21 responses to “Three Legs of a Broken Market Stool”
- Terry says:
What do you think of some of these so called gurus saying that the government will confiscate or change the value of ur currency?
- Peter Martenssays:
Concerning corps buying back it’s own stock, do they then cancel those shares? If so, as is my understanding, the following P/E ratios as reported would appear to be valid. I do follow generally the balance of your assessments.
- Jack Rydersays:
So should the average investor bail out of stocks and into CDs?
How about preferred stock or corporate bonds rated at Aa- or better?
- CHARLES BATEMANsays:
what does the retiree who has already exhausted most his savings & investment do to avoid calamity & starvation ?
- luc morinsays:
Great article. It summarise well the risk in the market.
- Lutfar Rahmansays:
shall we buy some SPY December Puts ?
Cash will be King when it occurs.
Why aren’t people rushing in to buy assets with yields in such a low interest environment ?Why aren’t the banks falling over each other to lend money?Why aren’t a flood of liquidity causing assets prices to blow off?
- roland h.says:
excellent, perfect examples from the past – many hanks
While falling rates continue to juice a fragile and toppy market, tempting investors to chase yield; and approaching zero to negative rates advance on the alleged power house of the world economy, , I look to MSCI and wonder, is constant economic growth the future; maybe social capital is a more productive measure of the possibilities to truly harness the fullness of human(e) potential. Quizzically yours, martin. limits to growth, like a virus, Volume =4/3 pie r cubed Area is pie r squared. Think about that. What is the surface area, From memory it is 4 pie r. LIMITS
- Nicholas McMahon Turner says:
I use a 3 leg stool to sit on when milking my cow. Looks as if I will no longer be able to milk in the near future. My poor cow will suffer badly.
- Mark Hammondsays:
Great, long on thoughts, but what do you recommend?

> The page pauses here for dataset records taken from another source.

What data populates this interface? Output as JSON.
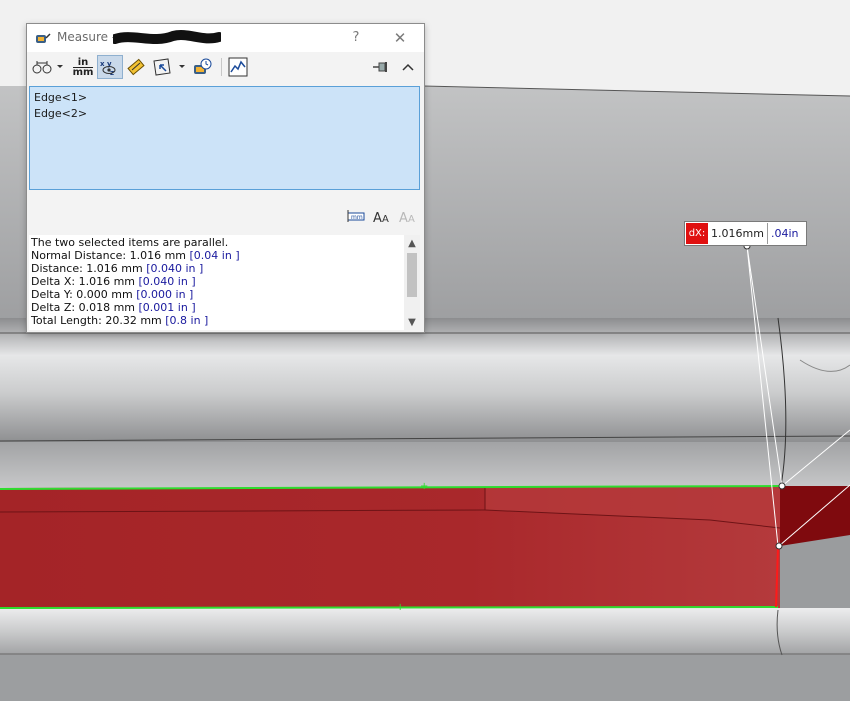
{
  "dialog": {
    "title": "Measure - ",
    "help_label": "?",
    "close_label": "✕"
  },
  "toolbar": {
    "units_top": "in",
    "units_bottom": "mm"
  },
  "selection": {
    "items": [
      "Edge<1>",
      "Edge<2>"
    ]
  },
  "results": {
    "lines": [
      {
        "label": "The two selected items are parallel.",
        "alt": ""
      },
      {
        "label": "Normal Distance: 1.016 mm",
        "alt": "[0.04 in ]"
      },
      {
        "label": "Distance: 1.016 mm",
        "alt": "[0.040 in ]"
      },
      {
        "label": "Delta X: 1.016 mm",
        "alt": "[0.040 in ]"
      },
      {
        "label": "Delta Y: 0.000 mm",
        "alt": "[0.000 in ]"
      },
      {
        "label": "Delta Z: 0.018 mm",
        "alt": "[0.001 in ]"
      },
      {
        "label": "Total Length: 20.32 mm",
        "alt": "[0.8 in ]"
      }
    ]
  },
  "callout": {
    "label": "dX:",
    "value": "1.016mm",
    "alt_value": ".04in"
  },
  "colors": {
    "face_red": "#a42427",
    "edge_green": "#2fdc2f",
    "callout_red": "#e01010"
  },
  "icons": [
    "measure-app-icon",
    "arc-condition-icon",
    "units-icon",
    "show-xyz-icon",
    "point-to-point-icon",
    "projection-icon",
    "measurement-history-icon",
    "sensor-icon",
    "pin-icon",
    "collapse-icon",
    "dimension-icon",
    "text-size-increase-icon",
    "text-size-decrease-icon"
  ]
}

Couldn’t agree more. I have monthly indicators that topped in January of 2018 and are still headed down. I do not understand what is holding this market up, except as you explained above. Still, the end will not be pretty in a few years.
Thanks for great insight that 99% of “investors” don’t understand.

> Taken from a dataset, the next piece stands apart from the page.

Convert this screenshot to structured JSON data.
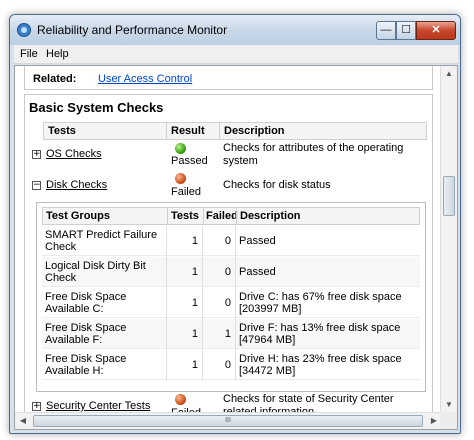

You always concentrate on the negatives; certainly there are positives out there and ones that could happen ! For one Trump and Trade & the Another the FED is too powerful to go against … history has proven that.
As I could not have said it better,, just standing by looking for shorts,, that are attractive,,
- Leon Bersays:
I was curious about why you do not recommend silver & gold miners since a market crash would likely send these investments much higher. I am already invested in high quality established gold-silver mining companies which already is showing a 3 to as high as 10 to 1 increase in value as gold-silver moves up.
- Edouard D’Orangesays:
Understand your broken market stool argument, but I don’t see any of the three legs of the shaky stool breaking at the moment. Buybacks continue with little abatement; index funds keep gaining with 401k’s and investors placing money that can only earn more there than in 1% or so savings accounts; and the Federal Reserve is sure gonna keep supporting and rigging markets, money and interest rates. Hopefully, I can get out before some black swan or other event happens to drop markets
- jack kimura says:
Under these circumstances, would you suggest going in to all cash and gold?
- Jay Kleesays:
You probably aren’t allowed to touch this even if you believe it’s true, but I believe the Working Group on Financial Markets (est. 1988) buys up stock futures on a daily basis, especially when bad news come out. If you compare the real time S&P 500 price action to the ES futures market, the ES is almost always a few points higher, especially when stocks are selling off.
I was thinking stock buybacks were outlawed until sometime in the 1980s?
- Ankur Anand says:
Excellent articulation with clear view. Thanks for the best work. I really learned a lot of things after reading the post. Please let me know for the upcoming posts.